Wall Street concluded a strong week on Friday, poised near its record levels as U.S. stocks maintained momentum. The Standard & Poor’s 500 index dipped slightly, down less than 0.1% from its all-time high set the previous day. The Dow Jones industrial average fell by 273 points, or 0.6%, while the Nasdaq composite managed to gain 0.4%, extending its record established on Thursday.
Investor optimism has surged amid expectations that the Federal Reserve will cut its main interest rate for the first time this year during its upcoming meeting. Anticipation of this move has already influenced mortgage rates, which have declined in response. Recent economic reports indicate a job market potential that could persuade the Fed to act; it appears strong enough not to trigger a recession, yet soft enough to justify a rate cut, all while inflation remains stable.
However, the market’s trajectory hinges significantly on these expectations. If the Federal Reserve implements fewer rate cuts than the anticipated three this year, disappointment could lead to market corrections, even if the broader economy continues to perform well, and external factors, such as tariffs, do not introduce inflationary pressures.

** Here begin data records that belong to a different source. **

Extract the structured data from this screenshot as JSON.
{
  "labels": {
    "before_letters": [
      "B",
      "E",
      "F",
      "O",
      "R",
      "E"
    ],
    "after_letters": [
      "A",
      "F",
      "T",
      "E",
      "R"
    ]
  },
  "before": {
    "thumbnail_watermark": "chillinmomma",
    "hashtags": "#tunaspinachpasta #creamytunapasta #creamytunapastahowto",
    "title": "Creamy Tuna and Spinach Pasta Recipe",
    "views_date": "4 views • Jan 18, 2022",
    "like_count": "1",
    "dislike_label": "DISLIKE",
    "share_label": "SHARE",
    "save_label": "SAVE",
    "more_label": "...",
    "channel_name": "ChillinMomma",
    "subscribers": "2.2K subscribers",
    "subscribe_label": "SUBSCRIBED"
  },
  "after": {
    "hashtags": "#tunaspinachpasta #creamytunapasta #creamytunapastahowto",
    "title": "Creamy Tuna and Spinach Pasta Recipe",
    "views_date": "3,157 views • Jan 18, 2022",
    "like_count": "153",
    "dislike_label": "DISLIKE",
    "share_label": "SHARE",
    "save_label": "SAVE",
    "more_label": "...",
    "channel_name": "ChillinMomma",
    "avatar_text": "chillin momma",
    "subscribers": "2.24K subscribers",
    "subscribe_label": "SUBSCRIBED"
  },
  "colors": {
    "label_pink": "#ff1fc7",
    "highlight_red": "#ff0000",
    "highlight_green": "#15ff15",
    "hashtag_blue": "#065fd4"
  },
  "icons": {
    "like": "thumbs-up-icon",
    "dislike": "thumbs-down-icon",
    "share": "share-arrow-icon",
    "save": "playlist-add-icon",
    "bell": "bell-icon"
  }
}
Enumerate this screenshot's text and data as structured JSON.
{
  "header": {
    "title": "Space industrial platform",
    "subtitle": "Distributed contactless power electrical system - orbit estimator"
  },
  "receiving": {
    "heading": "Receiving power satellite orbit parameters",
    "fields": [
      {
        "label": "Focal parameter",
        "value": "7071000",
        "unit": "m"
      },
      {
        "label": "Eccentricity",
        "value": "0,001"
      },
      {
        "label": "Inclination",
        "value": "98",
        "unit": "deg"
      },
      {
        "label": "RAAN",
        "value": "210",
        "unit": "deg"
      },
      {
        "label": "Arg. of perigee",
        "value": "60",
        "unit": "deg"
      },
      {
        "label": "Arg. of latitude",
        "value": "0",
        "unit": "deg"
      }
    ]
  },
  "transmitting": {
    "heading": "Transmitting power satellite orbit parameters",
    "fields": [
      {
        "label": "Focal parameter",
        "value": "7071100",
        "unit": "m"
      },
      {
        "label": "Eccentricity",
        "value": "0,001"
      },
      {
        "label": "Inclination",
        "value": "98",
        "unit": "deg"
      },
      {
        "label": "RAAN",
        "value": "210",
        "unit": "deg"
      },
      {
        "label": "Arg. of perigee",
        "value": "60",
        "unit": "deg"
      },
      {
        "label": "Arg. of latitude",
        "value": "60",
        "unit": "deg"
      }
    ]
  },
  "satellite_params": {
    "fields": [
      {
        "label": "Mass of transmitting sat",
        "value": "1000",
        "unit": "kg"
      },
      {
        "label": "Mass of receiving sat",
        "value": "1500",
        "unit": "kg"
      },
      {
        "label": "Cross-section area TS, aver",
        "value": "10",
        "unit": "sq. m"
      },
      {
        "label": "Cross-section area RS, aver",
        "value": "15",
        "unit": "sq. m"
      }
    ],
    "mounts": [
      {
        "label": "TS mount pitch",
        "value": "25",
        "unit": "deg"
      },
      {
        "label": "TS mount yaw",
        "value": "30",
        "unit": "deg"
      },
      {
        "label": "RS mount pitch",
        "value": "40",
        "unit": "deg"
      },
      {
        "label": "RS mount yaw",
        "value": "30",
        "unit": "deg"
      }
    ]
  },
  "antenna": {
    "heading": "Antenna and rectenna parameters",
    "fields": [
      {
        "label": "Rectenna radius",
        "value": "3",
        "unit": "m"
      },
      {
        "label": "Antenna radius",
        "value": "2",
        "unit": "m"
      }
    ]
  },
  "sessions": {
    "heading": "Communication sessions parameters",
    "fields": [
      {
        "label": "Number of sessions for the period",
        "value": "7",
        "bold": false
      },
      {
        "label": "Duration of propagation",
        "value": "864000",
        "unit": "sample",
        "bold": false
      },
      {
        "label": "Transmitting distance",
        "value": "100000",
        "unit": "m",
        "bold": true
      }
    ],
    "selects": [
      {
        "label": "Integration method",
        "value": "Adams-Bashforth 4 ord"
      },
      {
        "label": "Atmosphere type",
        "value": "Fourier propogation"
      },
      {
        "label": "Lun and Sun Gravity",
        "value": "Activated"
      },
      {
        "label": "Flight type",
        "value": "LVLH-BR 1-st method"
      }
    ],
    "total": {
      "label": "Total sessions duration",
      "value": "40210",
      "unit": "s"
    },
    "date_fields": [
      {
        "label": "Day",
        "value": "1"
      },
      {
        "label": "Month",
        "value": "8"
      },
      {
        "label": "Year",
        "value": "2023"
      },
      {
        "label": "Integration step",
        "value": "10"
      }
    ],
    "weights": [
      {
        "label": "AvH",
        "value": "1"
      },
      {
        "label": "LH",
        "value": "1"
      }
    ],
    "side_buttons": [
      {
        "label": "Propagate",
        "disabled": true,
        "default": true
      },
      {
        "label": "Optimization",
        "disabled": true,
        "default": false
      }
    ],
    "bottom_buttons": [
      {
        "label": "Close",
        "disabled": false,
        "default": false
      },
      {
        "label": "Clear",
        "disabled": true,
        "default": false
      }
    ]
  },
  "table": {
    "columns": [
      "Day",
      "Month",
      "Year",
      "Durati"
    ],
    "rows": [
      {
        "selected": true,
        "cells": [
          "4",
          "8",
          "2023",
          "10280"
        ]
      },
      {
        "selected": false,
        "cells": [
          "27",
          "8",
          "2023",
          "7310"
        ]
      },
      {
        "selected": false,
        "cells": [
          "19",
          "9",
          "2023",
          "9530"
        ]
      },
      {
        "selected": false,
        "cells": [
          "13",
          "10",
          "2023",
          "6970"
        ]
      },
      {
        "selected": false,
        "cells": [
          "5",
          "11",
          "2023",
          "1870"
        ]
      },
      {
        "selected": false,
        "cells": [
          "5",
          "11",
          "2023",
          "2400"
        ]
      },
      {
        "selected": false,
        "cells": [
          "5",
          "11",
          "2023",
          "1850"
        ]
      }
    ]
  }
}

Scott Wren, senior global market strategist at Wells Fargo Investment Institute, noted that investors and the Fed seem to believe inflation will not surge significantly anytime soon. This sentiment echoes findings from a University of Michigan survey showing consumer expectations for inflation holding steady at 4.8% for the coming year, unchanged since the prior month. Although long-term inflation expectations have seen a slight increase, they remain below levels observed in April when tariffs were announced.
Not all companies fared well as Wall Street clawed its way near records. Furniture retailer RH experienced a significant decline of 4.6% after it reported disappointing profit and revenue, along with a reduced revenue forecast for the fiscal year. CEO Gary Friedman attributed the setbacks to uncertainties around tariffs and one of the weakest housing markets in decades. Oracle’s stock dropped by 5.1%, becoming the largest drag on the S&P 500. However, this decline followed a notable surge earlier in the week driven by excitement over its multibillion-dollar contracts in artificial intelligence.
In contrast, companies with ties to the AI boom showed resilience. Super Micro Computer’s stock rose by 2.4% after announcing high-volume shipments of AI-capable technology. Additionally, Microsoft’s shares increased by 1.8% after resolving a longstanding antitrust investigation with the European Commission regarding its Teams platform.
Across the broader market, the S&P 500 fell by 3.18 points to 6,584.29, while the Dow Jones industrial average saw a drop of 273.78 points to 45,834.22. The Nasdaq composite, however, rose by 98.03 points to reach 22,141.10.
Internationally, European stock indexes were mostly stable, following a rise in Asian markets, where Japan’s Nikkei 225 gained 0.9% and Hong Kong’s Hang Seng increased by 1.2%.
In the bond market, the yield on the 10-year Treasury climbed to 4.06%, recovering from earlier declines. Expectations surrounding imminent rate cuts by the Fed have contributed to fluctuating yields. The Fed has maintained its current stance since 2025, largely in response to concerns that tariffs could exacerbate inflation on everyday consumer goods. This inaction has drawn criticism from President Trump, who has publicly expressed dissatisfaction with Fed Chair Jerome Powell, labeling him “Too Late,” and has escalated efforts to remove Federal Reserve Governor Lisa Cook amid allegations of misconduct.